И уж совсем уважение к генерал-лейтенантуу Карбышеву стало безграничным, когда в лагере узнали, что ему предлагали перейти на службу к немцам, а он отказался. А ведь он, крупнейший специалист-фортификатор, мог получить от фашистского командования все, что пожелал бы. Но что мог пожелать Карбышев? Уважения? Оно у него было. Любимое дело? Но в таком случае его знания служили бы для погибели советских людей. Высокое звание? Он его уже имел. Роскошные особняки? Карбышев был скромен и неприхотлив. Отличное питание? Но тогда он уподобился бы полицаям, которые служили фашистам ради куска хлеба с маслом и бутылки шнапса. Карбышев же всегда учил, что человек никогда, ни при каких обстоятельствах не должен терять свое человеческое достоинство.
Однако в лагере были те, кто не выдержав, голода становился «шакалом», способным за окурок поцеловать сапоги фашиста-охранника или часами рыться в баках с отходами в поисках кусочка картофельной кожуры или брюквы. Именно «шакалы» заболевали первыми, именно они погибали быстрее.
Быстро умирали и те, кто совсем не двигался, экономя силы, поднимаясь с нар только для проверки и получения баланды. Сам Карбышев совершал еженедельные длительные прогулки возле своего барака вместе с генералом Огурцовым, с которым, видимо, сдружился более, чем с другими.
Замостье – большой пересыльный лагерь. И хотя он был не концентрационным, все же люди гибли там ежедневно десятками, может даже и сотнями, от голода, зверских выходок эсэсовцев, охранявших лагерь. Отрезанные от всего мира, узники всей душой стремились на Родину, туда, где шли кровопролитные бои, и, как бы ни старались фашисты их запугать, обманом привлечь на свою сторону, большинство пленных держалось стойко, веря в победу советского народа, тем более что вести с воли приходили радостные – Красная Армия наступает. Это подстегивало пленных на подготовку к побегу, хотя многие попытки сбежать не удавались. Однажды обнаружился подкоп потому, что не выдержал земляной свод туннеля вес тяжелогруженой машины. Конечно, тут же последовало наказание обитателям барака, откуда шел тоннель. К тому же фашисты были обозлены неудачами на восточном фронте и решили усугубить жизнь пленных ограничением и без того скудного пайка. Их кормили теперь раз в день, а то и через день похлебкой из овощных очисток.
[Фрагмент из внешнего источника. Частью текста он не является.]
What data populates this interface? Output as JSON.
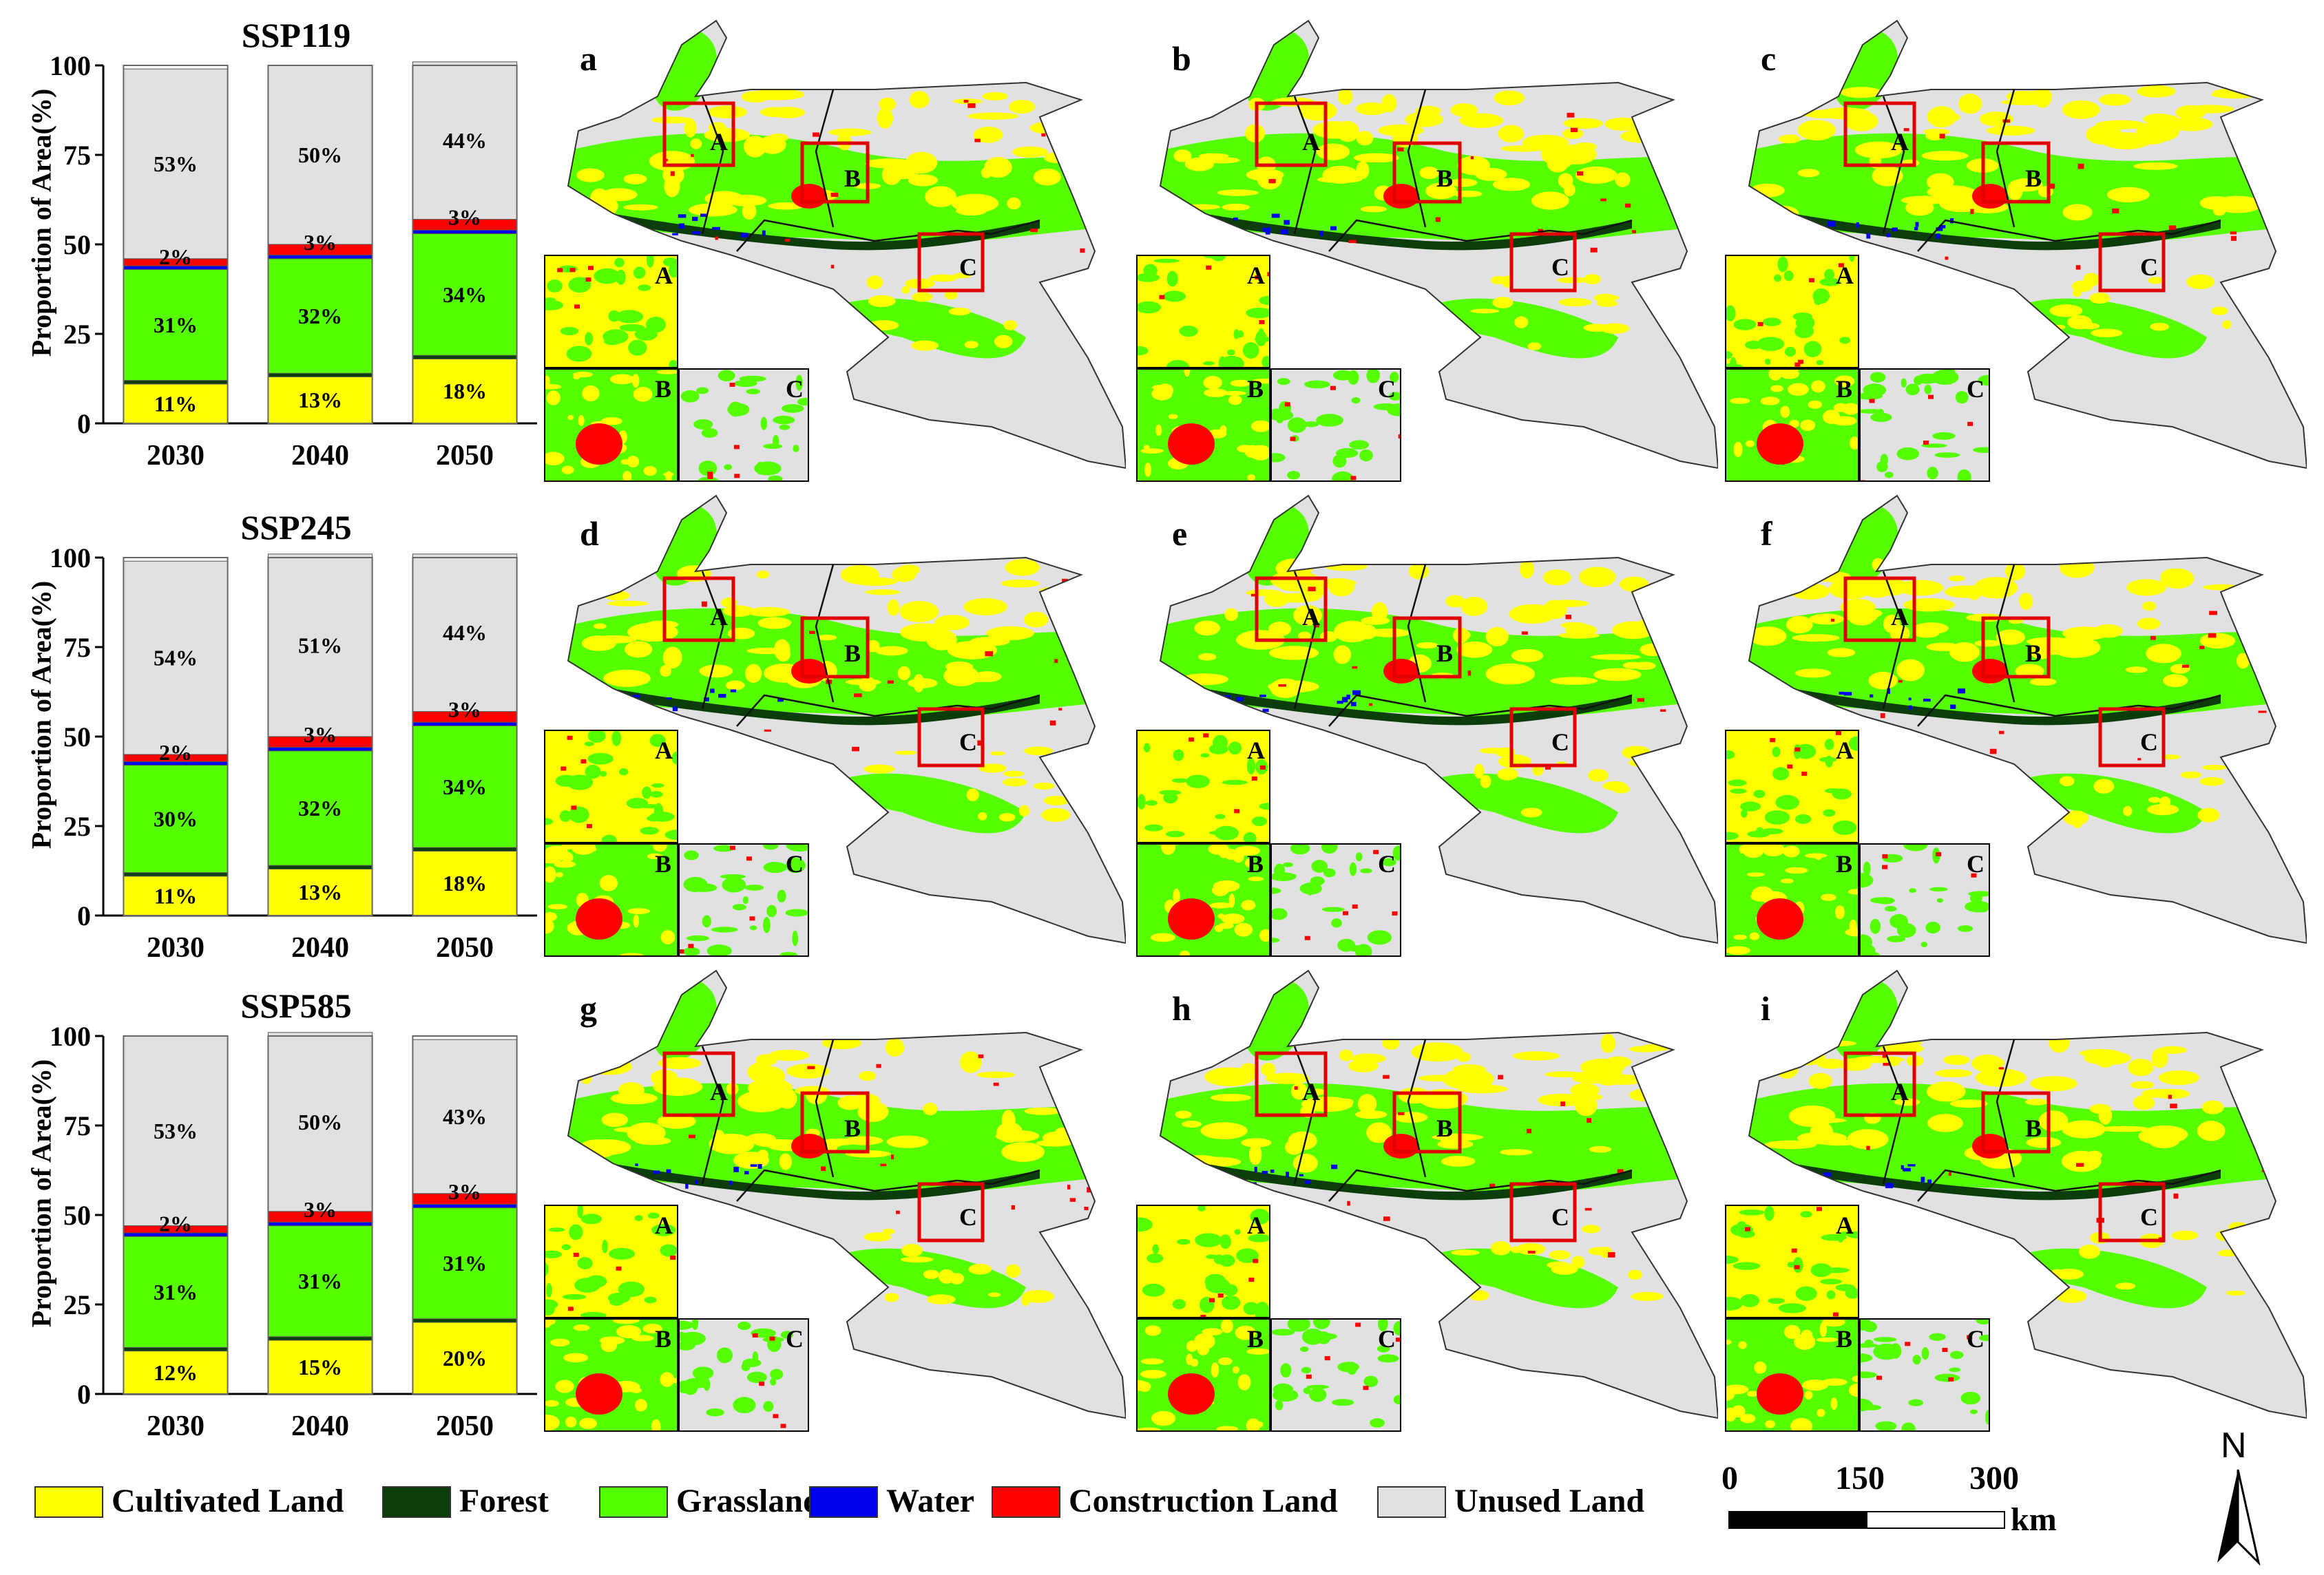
{
  "colors": {
    "cultivated": "#ffff00",
    "forest": "#0b3d0b",
    "grassland": "#55ff00",
    "water": "#0000ee",
    "construction": "#ff0000",
    "unused": "#e1e1e1"
  },
  "chart_data": [
    {
      "type": "bar",
      "stacked": true,
      "title": "SSP119",
      "ylabel": "Proportion of Area(%)",
      "ylim": [
        0,
        100
      ],
      "yticks": [
        0,
        25,
        50,
        75,
        100
      ],
      "categories": [
        "2030",
        "2040",
        "2050"
      ],
      "series": [
        {
          "name": "Cultivated Land",
          "values": [
            11,
            13,
            18
          ],
          "labels": [
            "11%",
            "13%",
            "18%"
          ]
        },
        {
          "name": "Forest",
          "values": [
            1,
            1,
            1
          ],
          "labels": [
            "",
            "",
            ""
          ]
        },
        {
          "name": "Grassland",
          "values": [
            31,
            32,
            34
          ],
          "labels": [
            "31%",
            "32%",
            "34%"
          ]
        },
        {
          "name": "Water",
          "values": [
            1,
            1,
            1
          ],
          "labels": [
            "",
            "",
            ""
          ]
        },
        {
          "name": "Construction Land",
          "values": [
            2,
            3,
            3
          ],
          "labels": [
            "2%",
            "3%",
            "3%"
          ]
        },
        {
          "name": "Unused Land",
          "values": [
            53,
            50,
            44
          ],
          "labels": [
            "53%",
            "50%",
            "44%"
          ]
        }
      ]
    },
    {
      "type": "bar",
      "stacked": true,
      "title": "SSP245",
      "ylabel": "Proportion of Area(%)",
      "ylim": [
        0,
        100
      ],
      "yticks": [
        0,
        25,
        50,
        75,
        100
      ],
      "categories": [
        "2030",
        "2040",
        "2050"
      ],
      "series": [
        {
          "name": "Cultivated Land",
          "values": [
            11,
            13,
            18
          ],
          "labels": [
            "11%",
            "13%",
            "18%"
          ]
        },
        {
          "name": "Forest",
          "values": [
            1,
            1,
            1
          ],
          "labels": [
            "",
            "",
            ""
          ]
        },
        {
          "name": "Grassland",
          "values": [
            30,
            32,
            34
          ],
          "labels": [
            "30%",
            "32%",
            "34%"
          ]
        },
        {
          "name": "Water",
          "values": [
            1,
            1,
            1
          ],
          "labels": [
            "",
            "",
            ""
          ]
        },
        {
          "name": "Construction Land",
          "values": [
            2,
            3,
            3
          ],
          "labels": [
            "2%",
            "3%",
            "3%"
          ]
        },
        {
          "name": "Unused Land",
          "values": [
            54,
            51,
            44
          ],
          "labels": [
            "54%",
            "51%",
            "44%"
          ]
        }
      ]
    },
    {
      "type": "bar",
      "stacked": true,
      "title": "SSP585",
      "ylabel": "Proportion of Area(%)",
      "ylim": [
        0,
        100
      ],
      "yticks": [
        0,
        25,
        50,
        75,
        100
      ],
      "categories": [
        "2030",
        "2040",
        "2050"
      ],
      "series": [
        {
          "name": "Cultivated Land",
          "values": [
            12,
            15,
            20
          ],
          "labels": [
            "12%",
            "15%",
            "20%"
          ]
        },
        {
          "name": "Forest",
          "values": [
            1,
            1,
            1
          ],
          "labels": [
            "",
            "",
            ""
          ]
        },
        {
          "name": "Grassland",
          "values": [
            31,
            31,
            31
          ],
          "labels": [
            "31%",
            "31%",
            "31%"
          ]
        },
        {
          "name": "Water",
          "values": [
            1,
            1,
            1
          ],
          "labels": [
            "",
            "",
            ""
          ]
        },
        {
          "name": "Construction Land",
          "values": [
            2,
            3,
            3
          ],
          "labels": [
            "2%",
            "3%",
            "3%"
          ]
        },
        {
          "name": "Unused Land",
          "values": [
            53,
            50,
            43
          ],
          "labels": [
            "53%",
            "50%",
            "43%"
          ]
        }
      ]
    }
  ],
  "maps": {
    "labels": [
      "a",
      "b",
      "c",
      "d",
      "e",
      "f",
      "g",
      "h",
      "i"
    ],
    "zone_labels": [
      "A",
      "B",
      "C"
    ]
  },
  "legend": [
    {
      "key": "cultivated",
      "label": "Cultivated Land"
    },
    {
      "key": "forest",
      "label": "Forest"
    },
    {
      "key": "grassland",
      "label": "Grassland"
    },
    {
      "key": "water",
      "label": "Water"
    },
    {
      "key": "construction",
      "label": "Construction Land"
    },
    {
      "key": "unused",
      "label": "Unused Land"
    }
  ],
  "scalebar": {
    "ticks": [
      "0",
      "150",
      "300"
    ],
    "unit": "km"
  },
  "north": {
    "letter": "N"
  }
}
Помогали фашистам истреблять пленных и болезни. Той зимой одна за другой последовали две эпидемии – дизентерийная и тифозная. Заболел и Карбышев, человек, который своим поведением вселял уверенность и стремление к борьбе в каждого, кто общался с ним. И как знать, может именно потому и погибли многие в суровую зиму 1942 года, что на какое-то время иссяк источник бодрости духа, каким для пленных был Дмитрий Михайлович.